Minggu, 02 Oktober 2011

Rangkaian Kisah Perjalanan Waktu


(Oleh :The little bird adalah nama pena dari yuni hastuti)

Sebagai kisah. Waktu menjadi hal utama dalam setiap perjalanan. Meminjam relativitas maka kisah tak menjadi benar pun bukan kesalahan. Kisah melingkupi waktu tanpa jeda. Memiliki kuasa terhadap waktu, dan perjalanan ditempuhi sebagaimana mestinya. Nilai dari kisah menjadi nilai bagi waktu. Perjalanan menjadi arah dari nilai kisah dan waktu. Bisakah menolak statemen sebuah nilai? Sementara relativitas melingkupi segalanya? Maka biarkanlah penilaian menjabarkan makna dari relativitas itu sendiri.

Kisah akan menjadi menarik jika pendengar mempunyai ketertarikan yang sama dari cerita kisah. Perjalanan terasa bermakna jika yang menempuh mempunyai visi yang sejalan dengan apa yang tergerak dari misi-misi yang dilampaui. Waktu akan menjadi kelezatan jika perjalanan membuat kisah yang diinginkan sang pelaku. Sebaliknya makna akan tercecer sia-sia jika kisah bukan terangkai dalam perjalanan di waktu yang tepat. Maka relativitas menjadi hal yang menjangkau pembenaran-pembenaran dan alasan menyalahkan.

Tak akan cukup jika memaknai kisah, perjalanan dan waktu dalam perpesktif ingin. Karena ketiganya tidak berdasarkan ingin namun terjadi karena mestinya dan itu seringkali di luar ingin. Namun kemampuan mengecap getirnya pahit serta nikmatnya manis menjadi hal penting. Karena jika rasa itu hilang maka diperlukan pencarian untuk menikmati kegetiran dan manis yang juga tunduk pada relativitas.

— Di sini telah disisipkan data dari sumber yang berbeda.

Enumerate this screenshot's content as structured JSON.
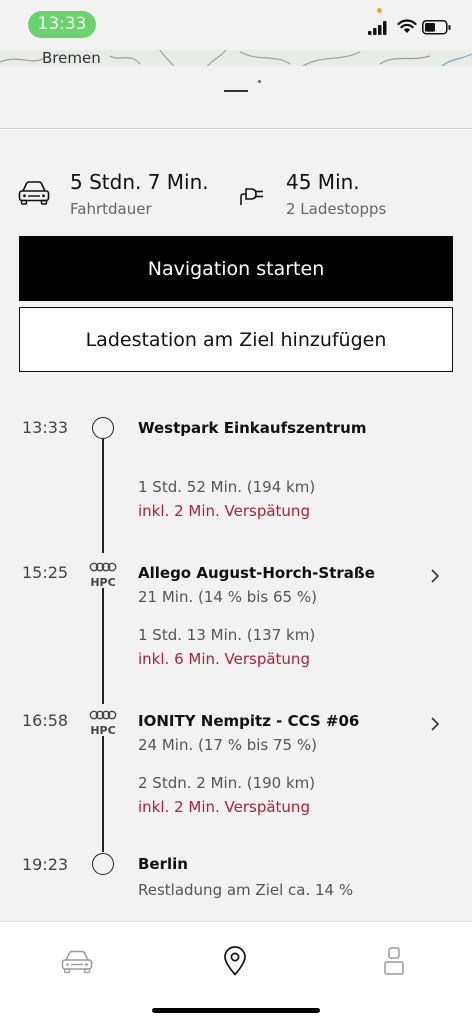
{
  "status_bar": {
    "time": "13:33"
  },
  "map": {
    "city_label": "Bremen"
  },
  "summary": {
    "duration": {
      "value": "5 Stdn. 7 Min.",
      "label": "Fahrtdauer",
      "icon": "car-icon"
    },
    "charging": {
      "value": "45 Min.",
      "label": "2 Ladestopps",
      "icon": "charging-plug-icon"
    }
  },
  "actions": {
    "start_navigation": "Navigation starten",
    "add_charging_station": "Ladestation am Ziel hinzufügen"
  },
  "route": {
    "stops": [
      {
        "time": "13:33",
        "name": "Westpark Einkaufszentrum",
        "type": "start",
        "charge": ""
      },
      {
        "time": "15:25",
        "name": "Allego August-Horch-Straße",
        "type": "hpc",
        "charge": "21 Min. (14 % bis 65 %)"
      },
      {
        "time": "16:58",
        "name": "IONITY Nempitz - CCS #06",
        "type": "hpc",
        "charge": "24 Min. (17 % bis 75 %)"
      },
      {
        "time": "19:23",
        "name": "Berlin",
        "type": "destination",
        "charge": "Restladung am Ziel ca. 14 %"
      }
    ],
    "legs": [
      {
        "drive": "1 Std. 52 Min. (194 km)",
        "delay": "inkl. 2 Min. Verspätung"
      },
      {
        "drive": "1 Std. 13 Min. (137 km)",
        "delay": "inkl. 6 Min. Verspätung"
      },
      {
        "drive": "2 Stdn. 2 Min. (190 km)",
        "delay": "inkl. 2 Min. Verspätung"
      }
    ],
    "hpc_label": "HPC"
  },
  "colors": {
    "delay_red": "#b0203a",
    "status_green": "#6bd36b",
    "primary_button": "#000000"
  },
  "bottom_nav": {
    "items": [
      {
        "icon": "car-icon",
        "active": false
      },
      {
        "icon": "map-pin-icon",
        "active": true
      },
      {
        "icon": "profile-icon",
        "active": false
      }
    ]
  }
}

Seperti malam ini, indah sekali pancaran lampu kota pada bening dan ketenangan laut, dimanja iringan musik yang easy listening pasti nuansa romantis menjadi keindahan sempurna dalam suasana seperti ini. Pada kenyataannya ada rasa sepi mendera. Sekalipun deru kendaraan meningkahi alunan musik yang terdengar. Karena romantisme membutuhkan kehadiran pihak lain, ia tak bisa dinikmati dalam kesendirian. Kadang duduk menikmati segelas teh manis dan semangkok mie ayam menjadi luar biasa romantis dan berkesan saat ditemani orang yang tepat. Maka nilai relativisme menjadi hal yang tak terelakkan.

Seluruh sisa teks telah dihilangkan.